Principal Issues: Where an agreement with the Canadian competent authority entered into pursuant to paragraph 5 of Article XXIX provides that a US S Corporation is a controlled foreign affiliate as defined in subsection 95(1) (“CFA”) of an individual, is a deduction from income under subsection 91(5) or any other provision available in respect of a dividend paid after the cancellation of the agreement? In particular, is a deduction available in respect of a dividend paid by a US S corporation where, at the time of the dividend payment, the US S corporation was either i) a CFA of the individual; or ii) not a foreign affiliate as defined in subsection 95(1) of the individual. Would the adjusted cost base (“ACB”) of the shares of the US S corporation to the shareholder be reduced?
Position: In the circumstances, i) the dividend would be deductible and the ACB of the shares would be reduced and ii).

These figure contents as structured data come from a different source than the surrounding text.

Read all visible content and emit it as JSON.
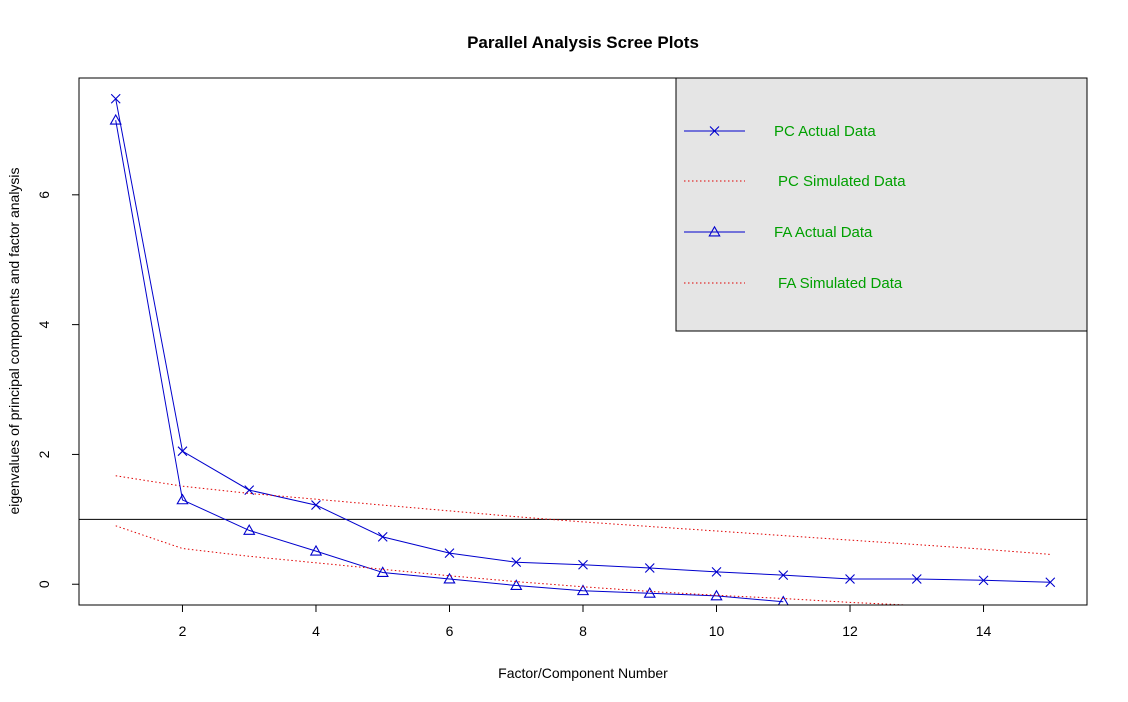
{
  "chart_data": {
    "type": "line",
    "title": "Parallel Analysis Scree Plots",
    "xlabel": "Factor/Component Number",
    "ylabel": "eigenvalues of principal components and factor analysis",
    "xlim": [
      0.45,
      15.55
    ],
    "ylim": [
      -0.32,
      7.8
    ],
    "x_ticks": [
      2,
      4,
      6,
      8,
      10,
      12,
      14
    ],
    "x_tick_labels": [
      "2",
      "4",
      "6",
      "8",
      "10",
      "12",
      "14"
    ],
    "y_ticks": [
      0,
      2,
      4,
      6
    ],
    "y_tick_labels": [
      "0",
      "2",
      "4",
      "6"
    ],
    "reference_line_y": 1,
    "legend_position": "top-right",
    "series": [
      {
        "name": "PC  Actual Data",
        "style": "solid",
        "marker": "x",
        "color": "#0000cd",
        "x": [
          1,
          2,
          3,
          4,
          5,
          6,
          7,
          8,
          9,
          10,
          11,
          12,
          13,
          14,
          15
        ],
        "values": [
          7.48,
          2.05,
          1.45,
          1.22,
          0.73,
          0.48,
          0.34,
          0.3,
          0.25,
          0.19,
          0.14,
          0.08,
          0.08,
          0.06,
          0.03
        ]
      },
      {
        "name": "PC  Simulated Data",
        "style": "dotted",
        "marker": "none",
        "color": "#e00000",
        "x": [
          1,
          2,
          3,
          4,
          5,
          6,
          7,
          8,
          9,
          10,
          11,
          12,
          13,
          14,
          15
        ],
        "values": [
          1.67,
          1.51,
          1.4,
          1.31,
          1.22,
          1.13,
          1.04,
          0.96,
          0.89,
          0.82,
          0.75,
          0.68,
          0.61,
          0.54,
          0.46
        ]
      },
      {
        "name": "FA  Actual Data",
        "style": "solid",
        "marker": "triangle",
        "color": "#0000cd",
        "x": [
          1,
          2,
          3,
          4,
          5,
          6,
          7,
          8,
          9,
          10,
          11
        ],
        "values": [
          7.15,
          1.3,
          0.83,
          0.51,
          0.18,
          0.08,
          -0.02,
          -0.1,
          -0.14,
          -0.18,
          -0.27
        ]
      },
      {
        "name": "FA  Simulated Data",
        "style": "dotted",
        "marker": "none",
        "color": "#e00000",
        "x": [
          1,
          2,
          3,
          4,
          5,
          6,
          7,
          8,
          9,
          10,
          11,
          12,
          12.85
        ],
        "values": [
          0.9,
          0.55,
          0.43,
          0.33,
          0.23,
          0.13,
          0.04,
          -0.04,
          -0.11,
          -0.17,
          -0.22,
          -0.28,
          -0.32
        ]
      }
    ],
    "colors": {
      "legend_background": "#e5e5e5",
      "legend_text": "#00a000",
      "axes": "#000000"
    }
  }
}
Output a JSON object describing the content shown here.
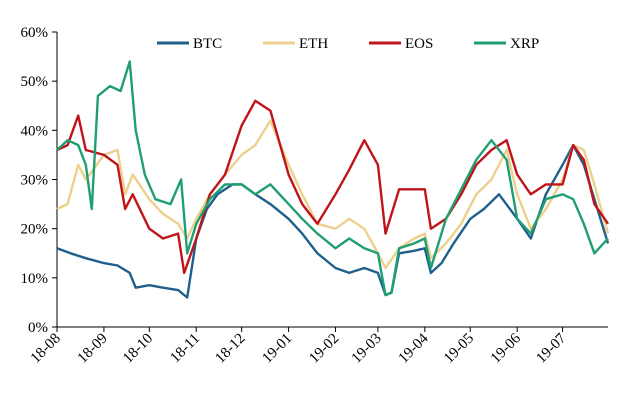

Reasons: i) A deduction under subsection 91(5) would be available as the S corporation is a controlled foreign affiliate of the individual at all times and the dividend paid after the expiry of the agreement is prescribed to have been paid from its taxable surplus under subsection 5900(3) of the Regulations and a corresponding adjustment to the ACB would result from that. ii) A deduction under subsection 91(5) would not be available given that the S corporation is not a foreign affiliate of the individual at the time of the dividend payment and the dividend paid after the expiry of the agreement is not prescribed to have been paid from taxable surplus under subsection 5900(3) of the Regulations, hence the ACB would not be adjusted. Subsection 248(28) would not apply because the FAPI inclusion and the amount of the dividend received.